There are two scenes:
- =soot.Scene=: which manages all the =SootClass=​es being analyzed.
- =soot.ModuleScene=: a subclass of =Scene= used to analyze Java 9
  modules.

Methods of =soot.Scene=:
- =loadClassAndSupport(String className)=: loads the given class and all
  the required support classes.
- =loadNecessaryClass(String name)=
  #+begin_src java
    protected void loadNecessaryClass(String name) {
        loadClassAndSupport(name).setApplicationClass();
    }
  #+end_src
- =loadNecessaryClasses()=: loads the set of classes that soot needs,
  including those *specified on the command-line*.  This is the standard
  way of initialising the list of classes soot should use.

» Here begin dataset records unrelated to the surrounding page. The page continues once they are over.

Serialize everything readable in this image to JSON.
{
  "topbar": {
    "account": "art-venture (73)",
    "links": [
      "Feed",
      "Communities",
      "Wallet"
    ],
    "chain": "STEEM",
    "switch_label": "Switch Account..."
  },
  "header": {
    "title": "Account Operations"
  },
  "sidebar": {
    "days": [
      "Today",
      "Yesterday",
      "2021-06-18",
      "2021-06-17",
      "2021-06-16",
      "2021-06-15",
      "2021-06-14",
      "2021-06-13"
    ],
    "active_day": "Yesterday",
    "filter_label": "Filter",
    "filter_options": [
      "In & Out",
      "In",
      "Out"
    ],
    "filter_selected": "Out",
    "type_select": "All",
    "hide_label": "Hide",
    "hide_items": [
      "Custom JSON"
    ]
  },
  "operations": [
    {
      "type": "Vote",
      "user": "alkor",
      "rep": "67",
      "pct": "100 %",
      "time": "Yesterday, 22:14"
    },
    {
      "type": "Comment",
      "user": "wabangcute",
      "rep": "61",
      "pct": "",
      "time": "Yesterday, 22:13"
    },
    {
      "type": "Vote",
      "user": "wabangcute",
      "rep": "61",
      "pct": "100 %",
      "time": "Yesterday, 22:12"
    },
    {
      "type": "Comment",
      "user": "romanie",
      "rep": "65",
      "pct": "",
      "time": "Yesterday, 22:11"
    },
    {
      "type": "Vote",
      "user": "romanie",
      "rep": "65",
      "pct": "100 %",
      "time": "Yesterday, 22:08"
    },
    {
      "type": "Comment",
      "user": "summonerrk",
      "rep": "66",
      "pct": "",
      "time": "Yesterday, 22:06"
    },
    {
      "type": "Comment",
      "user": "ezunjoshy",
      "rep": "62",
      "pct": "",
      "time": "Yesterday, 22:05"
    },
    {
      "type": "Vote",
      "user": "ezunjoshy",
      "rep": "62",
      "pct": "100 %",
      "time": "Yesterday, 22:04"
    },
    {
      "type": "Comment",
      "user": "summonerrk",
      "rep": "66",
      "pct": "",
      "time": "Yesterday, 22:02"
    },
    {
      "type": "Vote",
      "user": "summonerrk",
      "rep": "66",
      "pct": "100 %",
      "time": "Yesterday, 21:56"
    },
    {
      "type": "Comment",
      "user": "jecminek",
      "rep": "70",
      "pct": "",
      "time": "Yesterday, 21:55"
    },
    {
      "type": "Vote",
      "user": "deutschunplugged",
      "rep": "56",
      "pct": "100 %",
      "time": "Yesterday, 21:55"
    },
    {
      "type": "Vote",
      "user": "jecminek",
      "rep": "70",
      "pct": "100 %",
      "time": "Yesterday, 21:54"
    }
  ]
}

  The classes specified in the command-line include:
  - individual classes specified in command-line.  e.g. =java soot.Main
    -cp . -pp A B=, then =opts.classes()= returns the list ={"A", "B"}=.
    #+begin_src java
      for (String name : opts.classes()) {
          loadNecessaryClass(name);
      }
    #+end_src
  - =-process-dir=: all classes specified in directories
    #+begin_src java
      for (String path : opts.process_dir()) {
          for (String cl : SourceLocator.v().getClassesUnder(path)) {
              SootClass theClass = loadClassAndSupport(cl);
              if (!theClass.isPhantom) {
                  theClass.setApplicationClass();
              }
          }
      }
    #+end_src

** SootMethod

SootMethod
- =getActiveBody()= throws an exception when no active body is present.
  This cannot be called before =PackManager.v().runPacks();= in =Main=.
- =retrieveActiveBody()= will construct an active body if none is
  present.

*** Printing a Method

In =soot.Body::toString()=, =Printer.v().printTo()= is used to print a
method body:
#+begin_src java
  Printer.v().printTo(this, writerOut);
#+end_src

** SootField

** Graph

Different kinds of graphs (partial)
#+begin_example
  DirectedBodyGraph (I)
      ExceptionalGraph (I)
          CompleteUnitGraph (C)
          ExceptionalUnitGraph (C)
              CompleteUnitGraph (C)
          CompleteBlockGraph (C)
          ExceptionalBlockGraph (C)
              CompleteBlockGraph (C)
      CompleteUnitGraph (C)
      ExceptionalUnitGraph (C)
          CompleteUnitGraph (C)
      BriefUnitGraph (C)
      TrapUnitGraph (C)
      UnitGraph (C)
          ExceptionalUnitGraph (C)
              CompleteUnitGraph (C)
          BriefUnitGraph (C)
          TrapUnitGraph (C)
#+end_example

* Jimple
:PROPERTIES:
:CUSTOM_ID: jimple
:END:

A complete description of the Jimple grammar can be seen in Figure 2.9
and 2.10 of the Sable thesis.

The common interface is =soot.jimple.Stmt=.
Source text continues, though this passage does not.